Labelled as the biggest free trade deal in history, secret talks and negotiations are currently underway between the European Union and the United States to introduce the Transatlantic Trade and Investment Partnership – TTIP.

It has champions from both sides of the Atlantic, from Washington to the British Prime Minister David Cameron and Deputy PM Nick Clegg, and Europhiles such as Ken Clarke.

When announced in 2013, it was claimed that TTIP will create two million jobs and £100 billion in benefits to the EU. However the European Commission’s best scenario, forecasts GDP would grow by 0.5 percent by 2029, equating to two pounds per person a week; the commission also admits that up to one million workers in the EU and US could lose their jobs as a result of the programme.

Recently, even Ken Clarke has dismissed government economic forecasts as little more than “speculation”.

These apparent contradictions have led the trade deal’s main critics to condemn the TTIP proposal as little more than an ideological deal to suit the interests of big business; transferring the democratic control of economies and workers’ rights to transnational corporations.

Opponents warn that the deal poses a direct threat to public ownership and scrutiny of the health, education and energy industries; as well as undermining the progressive nature of workers’ rights and trade union representation.

Under the trade deal, investors and businesses will have the power to sue national governments, for any potential loss of profit as a result of government decisions. These Investor State Dispute Settlements will be held in secret and overseen by corporate lawyers.

Examples of such proceedings have already occurred under similar rules and regulations, energy companies sued Argentina for freezing energy prices, which raises questions over any potential Labour government in 2015 from doing the same. In Egypt, the waste and energy company Veolia, sued the Egyptian government for bringing in the minimum wage; and the Australian government was sued by the tobacco corporation Philip Morris, for introducing plain packaging on tobacco products.

To facilitate US businesses to trade with European Union nations, current environmental regulations, labour laws and food safety standards -such as bans on GMOs- will be removed.

This relaxing of regulations is just part of the liberalisation of EU economies. Public services and government contracts will not be protected from these measures.
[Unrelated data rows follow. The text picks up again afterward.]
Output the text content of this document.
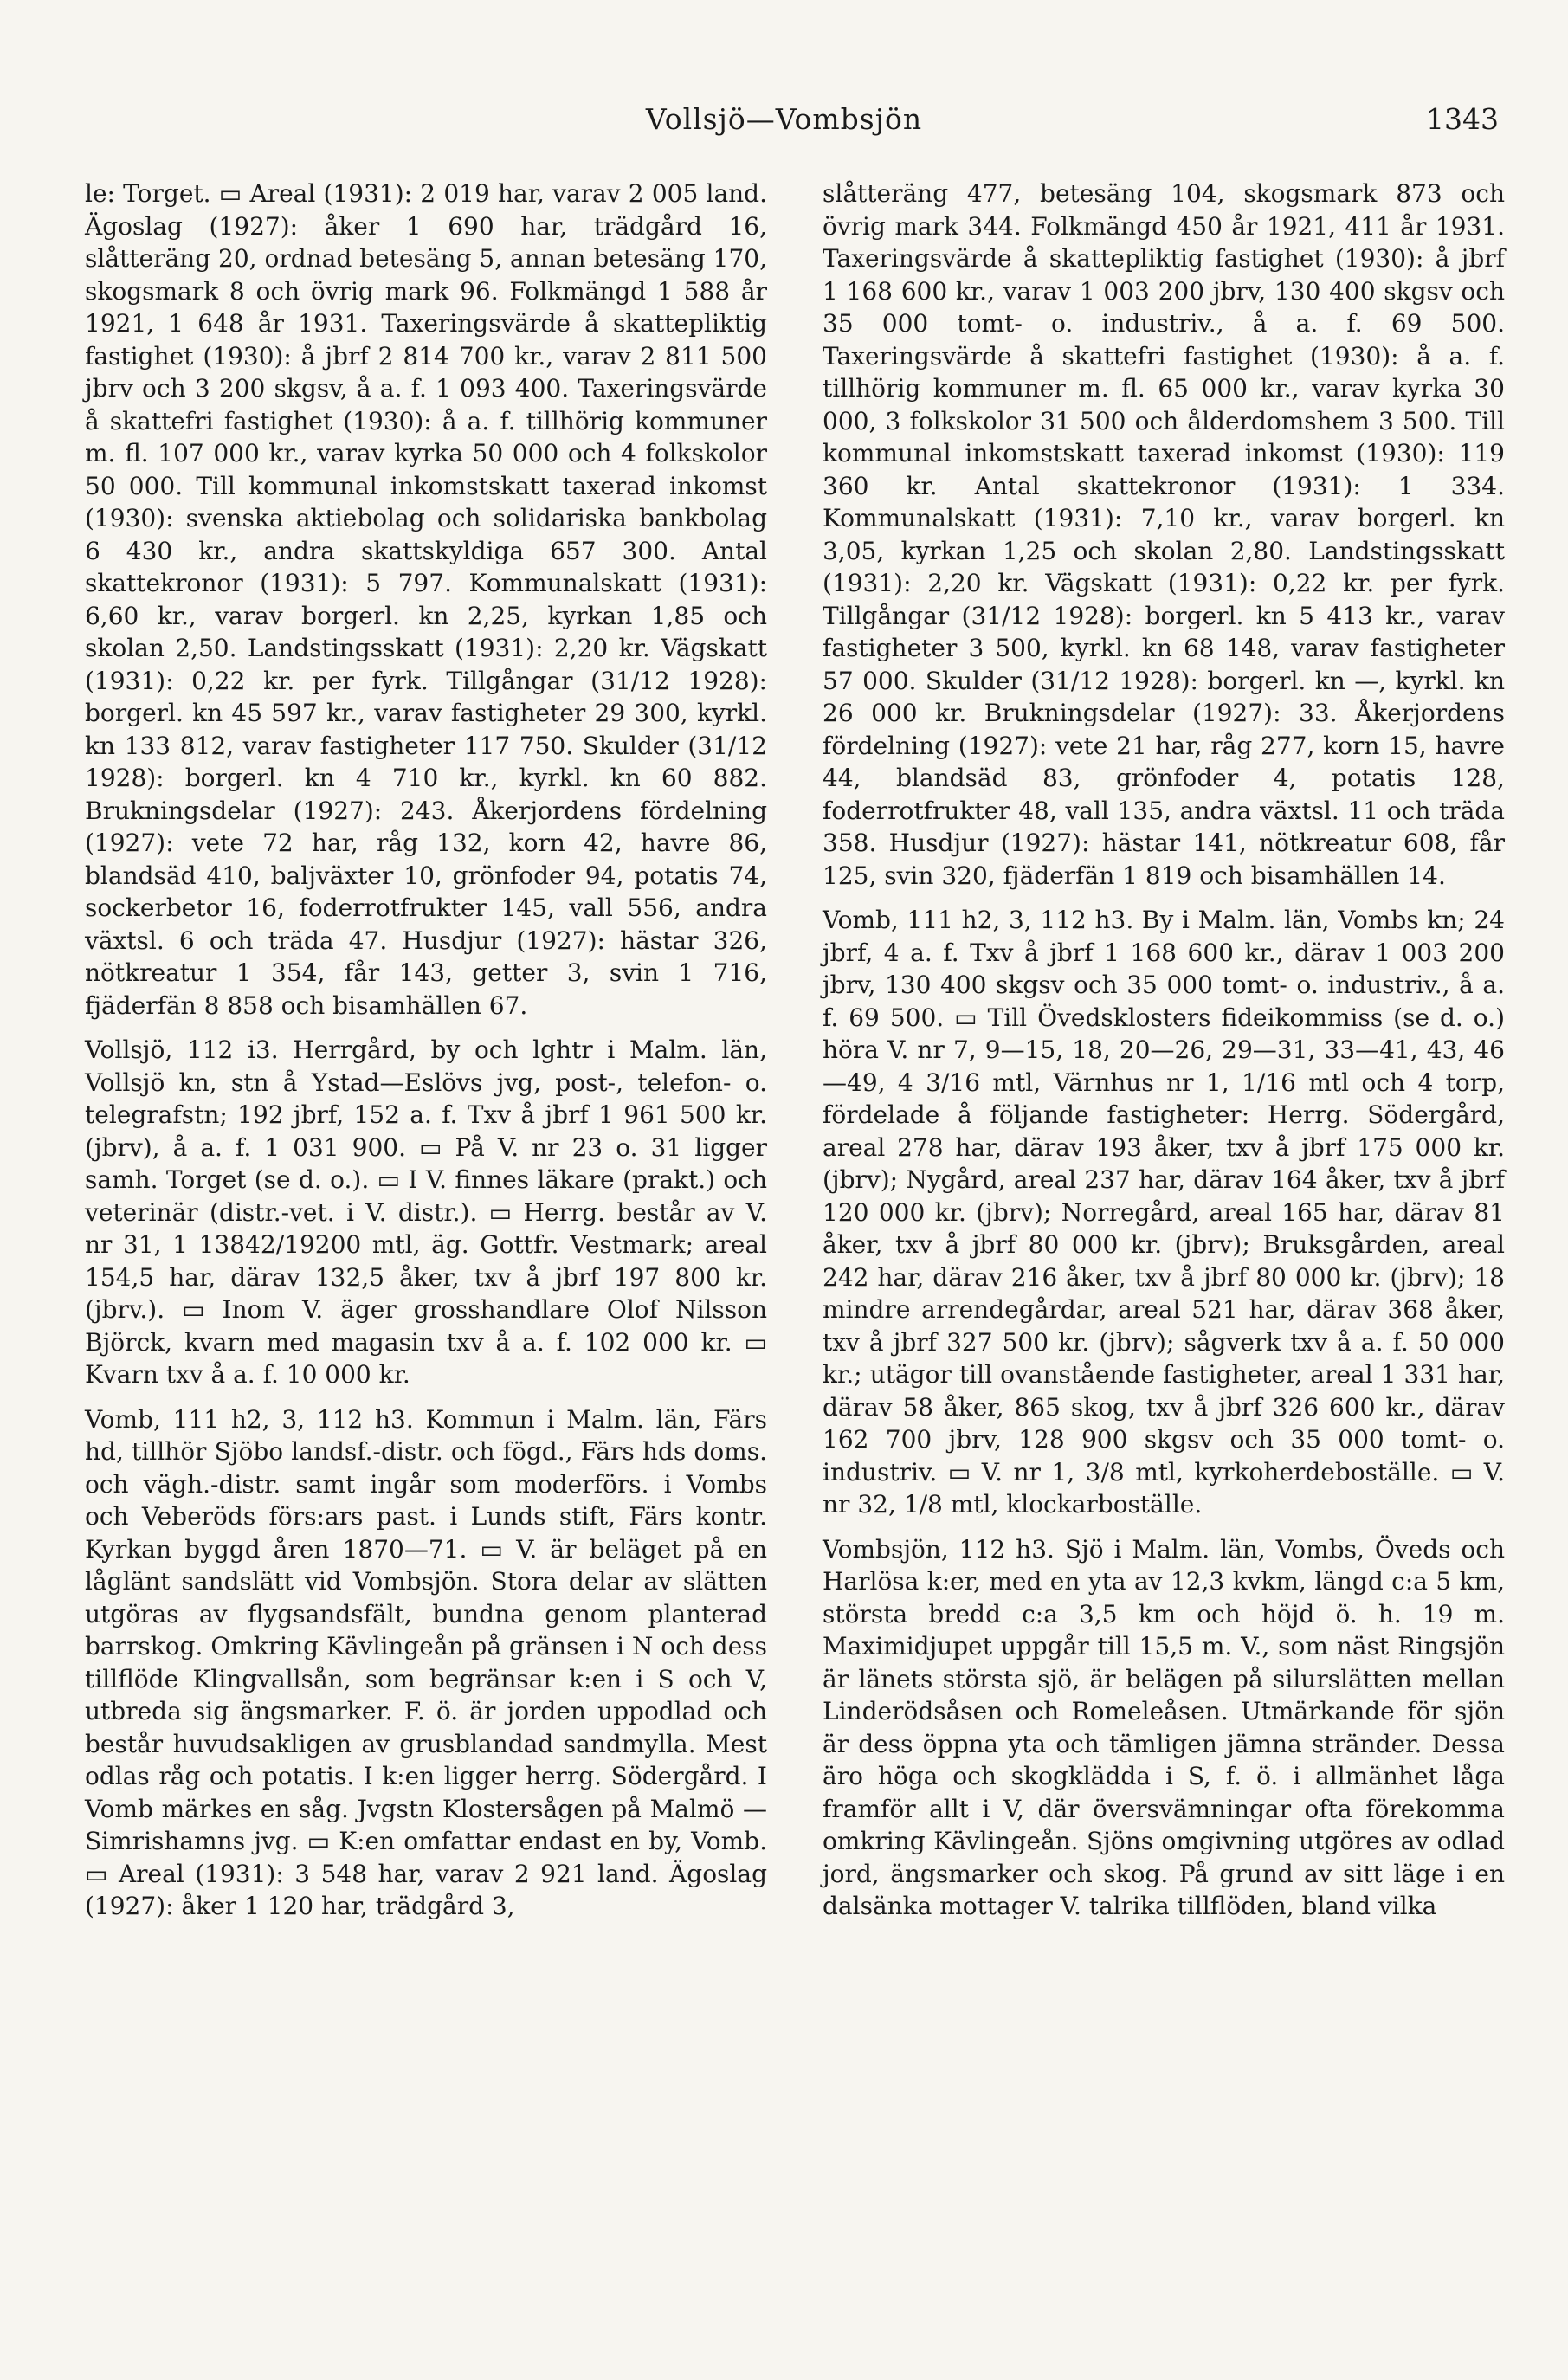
Vollsjö—Vombsjön	1343

le: Torget. ▭ Areal (1931): 2 019 har, varav 2 005 land. Ägoslag (1927): åker 1 690 har, trädgård 16, slåtteräng 20, ordnad betesäng 5, annan betesäng 170, skogsmark 8 och övrig mark 96. Folkmängd 1 588 år 1921, 1 648 år 1931. Taxeringsvärde å skattepliktig fastighet (1930): å jbrf 2 814 700 kr., varav 2 811 500 jbrv och 3 200 skgsv, å a. f. 1 093 400. Taxeringsvärde å skattefri fastighet (1930): å a. f. tillhörig kommuner m. fl. 107 000 kr., varav kyrka 50 000 och 4 folkskolor 50 000. Till kommunal inkomstskatt taxerad inkomst (1930): svenska aktiebolag och solidariska bankbolag 6 430 kr., andra skattskyldiga 657 300. Antal skattekronor (1931): 5 797. Kommunalskatt (1931): 6,60 kr., varav borgerl. kn 2,25, kyrkan 1,85 och skolan 2,50. Landstingsskatt (1931): 2,20 kr. Vägskatt (1931): 0,22 kr. per fyrk. Tillgångar (31/12 1928): borgerl. kn 45 597 kr., varav fastigheter 29 300, kyrkl. kn 133 812, varav fastigheter 117 750. Skulder (31/12 1928): borgerl. kn 4 710 kr., kyrkl. kn 60 882. Brukningsdelar (1927): 243. Åkerjordens fördelning (1927): vete 72 har, råg 132, korn 42, havre 86, blandsäd 410, baljväxter 10, grönfoder 94, potatis 74, sockerbetor 16, foderrotfrukter 145, vall 556, andra växtsl. 6 och träda 47. Husdjur (1927): hästar 326, nötkreatur 1 354, får 143, getter 3, svin 1 716, fjäderfän 8 858 och bisamhällen 67.

Vollsjö, 112 i3. Herrgård, by och lghtr i Malm. län, Vollsjö kn, stn å Ystad—Eslövs jvg, post-, telefon- o. telegrafstn; 192 jbrf, 152 a. f. Txv å jbrf 1 961 500 kr. (jbrv), å a. f. 1 031 900. ▭ På V. nr 23 o. 31 ligger samh. Torget (se d. o.). ▭ I V. finnes läkare (prakt.) och veterinär (distr.-vet. i V. distr.). ▭ Herrg. består av V. nr 31, 1 13842/19200 mtl, äg. Gottfr. Vestmark; areal 154,5 har, därav 132,5 åker, txv å jbrf 197 800 kr. (jbrv.). ▭ Inom V. äger grosshandlare Olof Nilsson Björck, kvarn med magasin txv å a. f. 102 000 kr. ▭ Kvarn txv å a. f. 10 000 kr.

Vomb, 111 h2, 3, 112 h3. Kommun i Malm. län, Färs hd, tillhör Sjöbo landsf.-distr. och fögd., Färs hds doms. och vägh.-distr. samt ingår som moderförs. i Vombs och Veberöds förs:ars past. i Lunds stift, Färs kontr. Kyrkan byggd åren 1870—71. ▭ V. är beläget på en låglänt sandslätt vid Vombsjön. Stora delar av slätten utgöras av flygsandsfält, bundna genom planterad barrskog. Omkring Kävlingeån på gränsen i N och dess tillflöde Klingvallsån, som begränsar k:en i S och V, utbreda sig ängsmarker. F. ö. är jorden uppodlad och består huvudsakligen av grusblandad sandmylla. Mest odlas råg och potatis. I k:en ligger herrg. Södergård. I Vomb märkes en såg. Jvgstn Klostersågen på Malmö — Simrishamns jvg. ▭ K:en omfattar endast en by, Vomb. ▭ Areal (1931): 3 548 har, varav 2 921 land. Ägoslag (1927): åker 1 120 har, trädgård 3,

slåtteräng 477, betesäng 104, skogsmark 873 och övrig mark 344. Folkmängd 450 år 1921, 411 år 1931. Taxeringsvärde å skattepliktig fastighet (1930): å jbrf 1 168 600 kr., varav 1 003 200 jbrv, 130 400 skgsv och 35 000 tomt- o. industriv., å a. f. 69 500. Taxeringsvärde å skattefri fastighet (1930): å a. f. tillhörig kommuner m. fl. 65 000 kr., varav kyrka 30 000, 3 folkskolor 31 500 och ålderdomshem 3 500. Till kommunal inkomstskatt taxerad inkomst (1930): 119 360 kr. Antal skattekronor (1931): 1 334. Kommunalskatt (1931): 7,10 kr., varav borgerl. kn 3,05, kyrkan 1,25 och skolan 2,80. Landstingsskatt (1931): 2,20 kr. Vägskatt (1931): 0,22 kr. per fyrk. Tillgångar (31/12 1928): borgerl. kn 5 413 kr., varav fastigheter 3 500, kyrkl. kn 68 148, varav fastigheter 57 000. Skulder (31/12 1928): borgerl. kn —, kyrkl. kn 26 000 kr. Brukningsdelar (1927): 33. Åkerjordens fördelning (1927): vete 21 har, råg 277, korn 15, havre 44, blandsäd 83, grönfoder 4, potatis 128, foderrotfrukter 48, vall 135, andra växtsl. 11 och träda 358. Husdjur (1927): hästar 141, nötkreatur 608, får 125, svin 320, fjäderfän 1 819 och bisamhällen 14.

Vomb, 111 h2, 3, 112 h3. By i Malm. län, Vombs kn; 24 jbrf, 4 a. f. Txv å jbrf 1 168 600 kr., därav 1 003 200 jbrv, 130 400 skgsv och 35 000 tomt- o. industriv., å a. f. 69 500. ▭ Till Övedsklosters fideikommiss (se d. o.) höra V. nr 7, 9—15, 18, 20—26, 29—31, 33—41, 43, 46—49, 4 3/16 mtl, Värnhus nr 1, 1/16 mtl och 4 torp, fördelade å följande fastigheter: Herrg. Södergård, areal 278 har, därav 193 åker, txv å jbrf 175 000 kr. (jbrv); Nygård, areal 237 har, därav 164 åker, txv å jbrf 120 000 kr. (jbrv); Norregård, areal 165 har, därav 81 åker, txv å jbrf 80 000 kr. (jbrv); Bruksgården, areal 242 har, därav 216 åker, txv å jbrf 80 000 kr. (jbrv); 18 mindre arrendegårdar, areal 521 har, därav 368 åker, txv å jbrf 327 500 kr. (jbrv); sågverk txv å a. f. 50 000 kr.; utägor till ovanstående fastigheter, areal 1 331 har, därav 58 åker, 865 skog, txv å jbrf 326 600 kr., därav 162 700 jbrv, 128 900 skgsv och 35 000 tomt- o. industriv. ▭ V. nr 1, 3/8 mtl, kyrkoherdeboställe. ▭ V. nr 32, 1/8 mtl, klockarboställe.

Vombsjön, 112 h3. Sjö i Malm. län, Vombs, Öveds och Harlösa k:er, med en yta av 12,3 kvkm, längd c:a 5 km, största bredd c:a 3,5 km och höjd ö. h. 19 m. Maximidjupet uppgår till 15,5 m. V., som näst Ringsjön är länets största sjö, är belägen på silurslätten mellan Linderödsåsen och Romeleåsen. Utmärkande för sjön är dess öppna yta och tämligen jämna stränder. Dessa äro höga och skogklädda i S, f. ö. i allmänhet låga framför allt i V, där översvämningar ofta förekomma omkring Kävlingeån. Sjöns omgivning utgöres av odlad jord, ängsmarker och skog. På grund av sitt läge i en dalsänka mottager V. talrika tillflöden, bland vilka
Health services such as the NHS are included within the negotiations.

The NHS and other nationalised services would be almost impossible to renationalise once privatised, which may in part explain why the main political parties in the UK fall short of a commitment to renationalise the railways.

Such ideological fears are not without precedent; TTIP is seen as the latest in a series of neoliberal measures.

Following The Stability and Growth Pact, the 2020 Strategy, and the Fiscal Compact – critics and opponents, mainly from the left of the political spectrum, cite the rewriting of Portugal’s 1976 constitution, believing that the most progressive elements of it are being replaced, whilst observing that France is seeing the biggest cuts to public services since the Second World War.

In Britain, the government has secured an opt-out from the 2012 Stability Treaty, but Article 16 states than within 5 years of implementation from January 2013, all member states are legally obliged to eliminate the budget deficit. It is no coincidence that in this year’s budget, George Osbourne targeted a zero budget deficit by 2018.

Institute for Fiscal Studies states we are not yet halfway through the necessary public sector job cuts.

Internationally, TTIP follows the proposed Multilateral Agreement on Investment in 1999 which was successfully defeated. The General Agreement on Trade in Services in 1995, allowed the liberalisation of service sectors into an open market, but campaign groups including trade unions succeeded in ensuring governments could keep public services out of it.

Perhaps the most widely known deal of all, the 1994 North American Free Trade Agreement (NAFTA), saw the heavily subsidised US agriculture industry undermine Mexican farmers and the wider economy; one knock-on effect was that peasants fled from the land, which is now used for poppy growing in the drug trade.

Under the NAFTA treaty, US corporations must be allowed to operate freely.

Even today the US is fortifying the border with Mexico to prevent impoverished citizens from seeking a new life. This is a direct result of NAFTA. The Adam Smith notion that “free trade requires the free movement of labour” is lost on the architects of these free trade deals.

The British government backs TTIP claiming it can compete in the single market by extending the reach of the private sector into public services. The US sees it as an opportunity to force open markets for US corporations, and to allow EU firms to relocate to the states where anti-union laws are in place and production costs are cheaper.

Based on recent “free trade” deals and the austerity programme imposed by the European Union on member states, opponents fear that TTIP will end any chance of a democratically controlled economy and will irreversibly end public ownership.